All at once the Queen was converged upon by a dozen courtiers and ladies come to accompany her to the place of honor under a bower of hanging lilacs almost the color of Elizabeth’s gown, and the marvelous sight of her beloved was obscured. No matter, thought Elizabeth, taking her seat flanked by the French ambassadors, this night is young and I shall yet have my way with it.

The wooden door swung open to reveal the warm firelit recesses of Dudley’s private rooms. Elizabeth, in a hooded velvet cloak, stood across the threshold from Robin, his peacock blue doublet limp with dampness from the night of wild dancing, a warm and familiar smile on his handsome face. All the misapprehensions she’d felt about the brazen act of coming to his apartments melted clean away.

“Come in quickly,” he whispered, and guided her inside. Gendy he pulled her hood away and saw that Elizabeth was gazing around his rooms with a look akin to wonder.

“Is it the modesty of my apartments that gives you so much surprise, or the very fact that you’ve come to them?”

“That I’ve come to them,” she said and smiled wickedly.

“I think we caused a great scandal already this evening, you and I,” he said as he removed her cloak. “It was a state occasion. You should have danced with someone besides myself.”
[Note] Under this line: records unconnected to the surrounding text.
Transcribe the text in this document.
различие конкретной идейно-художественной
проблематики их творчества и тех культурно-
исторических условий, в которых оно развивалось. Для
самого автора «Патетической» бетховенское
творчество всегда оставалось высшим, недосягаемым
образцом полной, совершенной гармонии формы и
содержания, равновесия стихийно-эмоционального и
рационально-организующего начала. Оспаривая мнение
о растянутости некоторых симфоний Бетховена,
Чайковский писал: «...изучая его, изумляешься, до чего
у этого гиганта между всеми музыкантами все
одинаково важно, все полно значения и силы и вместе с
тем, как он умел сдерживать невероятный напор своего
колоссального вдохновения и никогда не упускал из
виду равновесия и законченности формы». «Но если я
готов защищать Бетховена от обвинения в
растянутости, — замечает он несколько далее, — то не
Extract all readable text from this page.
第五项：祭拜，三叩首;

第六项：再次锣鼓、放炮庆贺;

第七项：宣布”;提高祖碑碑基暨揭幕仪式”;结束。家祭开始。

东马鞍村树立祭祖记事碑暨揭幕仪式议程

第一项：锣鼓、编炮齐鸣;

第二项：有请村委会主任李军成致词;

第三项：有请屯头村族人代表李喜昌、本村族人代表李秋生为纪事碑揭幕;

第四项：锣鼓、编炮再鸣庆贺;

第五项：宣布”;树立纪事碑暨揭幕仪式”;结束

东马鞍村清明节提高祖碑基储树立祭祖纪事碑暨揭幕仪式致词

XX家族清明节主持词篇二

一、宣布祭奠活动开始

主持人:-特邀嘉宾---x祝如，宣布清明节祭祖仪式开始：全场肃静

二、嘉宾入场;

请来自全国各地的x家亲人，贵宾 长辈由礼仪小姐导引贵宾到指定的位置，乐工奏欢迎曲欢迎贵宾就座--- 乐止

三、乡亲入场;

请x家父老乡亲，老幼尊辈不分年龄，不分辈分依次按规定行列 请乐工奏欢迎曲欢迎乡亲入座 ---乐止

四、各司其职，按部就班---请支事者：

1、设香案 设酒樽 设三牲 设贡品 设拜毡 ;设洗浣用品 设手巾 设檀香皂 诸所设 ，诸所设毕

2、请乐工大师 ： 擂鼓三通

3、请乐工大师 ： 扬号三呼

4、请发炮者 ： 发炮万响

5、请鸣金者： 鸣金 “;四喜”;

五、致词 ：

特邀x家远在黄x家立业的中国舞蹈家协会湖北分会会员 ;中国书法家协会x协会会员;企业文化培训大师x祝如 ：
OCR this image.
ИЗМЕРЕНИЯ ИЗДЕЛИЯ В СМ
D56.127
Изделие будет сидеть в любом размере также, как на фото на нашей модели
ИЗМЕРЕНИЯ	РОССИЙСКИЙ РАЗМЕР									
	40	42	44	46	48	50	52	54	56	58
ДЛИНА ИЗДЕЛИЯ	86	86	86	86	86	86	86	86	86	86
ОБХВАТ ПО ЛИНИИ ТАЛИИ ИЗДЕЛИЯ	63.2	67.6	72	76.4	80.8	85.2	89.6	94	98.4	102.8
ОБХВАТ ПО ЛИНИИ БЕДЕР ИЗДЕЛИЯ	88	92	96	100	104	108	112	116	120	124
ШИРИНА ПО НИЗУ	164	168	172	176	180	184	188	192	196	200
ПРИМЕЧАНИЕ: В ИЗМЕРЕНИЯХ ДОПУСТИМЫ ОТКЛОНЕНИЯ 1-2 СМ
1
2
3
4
“I did! I danced with the ambassadors. One time apiece. And I danced with Lord Cecil.”

“Elizabeth!”

“Well, I don’t care. You’re the best dancer and I am the Queen. I dance with who pleases me. And besides, it’s only the English who took any notice,” said Elizabeth, moving into the room. “The French are not so easily scandalized. Did you not see the way Madame de Vielleville flirted with young Lord North?”
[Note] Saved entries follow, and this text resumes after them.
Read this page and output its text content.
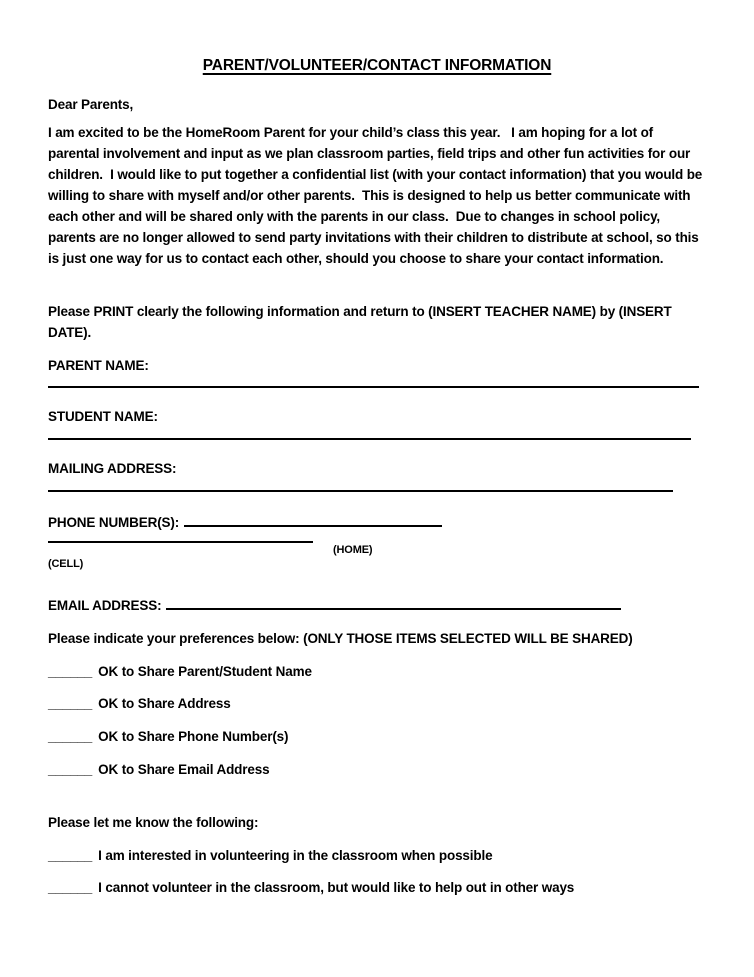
PARENT/VOLUNTEER/CONTACT INFORMATION

Dear Parents,

I am excited to be the HomeRoom Parent for your child’s class this year.   I am hoping for a lot of parental involvement and input as we plan classroom parties, field trips and other fun activities for our children.  I would like to put together a confidential list (with your contact information) that you would be willing to share with myself and/or other parents.  This is designed to help us better communicate with each other and will be shared only with the parents in our class.  Due to changes in school policy, parents are no longer allowed to send party invitations with their children to distribute at school, so this is just one way for us to contact each other, should you choose to share your contact information.

Please PRINT clearly the following information and return to (INSERT TEACHER NAME) by (INSERT DATE).

PARENT NAME:

STUDENT NAME:

MAILING ADDRESS:

PHONE NUMBER(S):

(HOME)

(CELL)

EMAIL ADDRESS:

Please indicate your preferences below: (ONLY THOSE ITEMS SELECTED WILL BE SHARED)

______ OK to Share Parent/Student Name

______ OK to Share Address

______ OK to Share Phone Number(s)

______ OK to Share Email Address

Please let me know the following:

______ I am interested in volunteering in the classroom when possible

______ I cannot volunteer in the classroom, but would like to help out in other ways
Dudley laughed, remembering. “He was tripping over himself, he was so besotted.”

“She is very beautiful.”

“She is nothing next to you.” His eyes softened then and his look upon her lost its sharpness. She saw him raise his hand to her, palm outward, and all at once felt her heart thump back in her chest. To another the palm placed just so was merely a peaceful salute. But to Elizabeth it was an echo from the past, a five-fingered token of childish love, half of a broken circle only she could mend.

Gazing across time she found herself in the greenwood behind Hatfield Hall. There were she and Robin then no more than nine years old, attired for the outdoors, tousled and flushed with exertion. Two brown geldings beneath a canopy of oak nibbled contentedly at the grass and damp moss under their hooves. Dudley was the smaller of the two children, for Elizabeth had always been a tall girl. But the boy’s body was solid and strong and moved with uncommon grace. When they rode out from Hatfield as they often did when their lessons were done, racing and jumping rock walls and hedges, Robin spurred his mount with a fierce physical insistence that impelled the beast to great feats of strength and speed. Elizabeth somehow gained the same loyal performance from her steed through sheer force of love and will.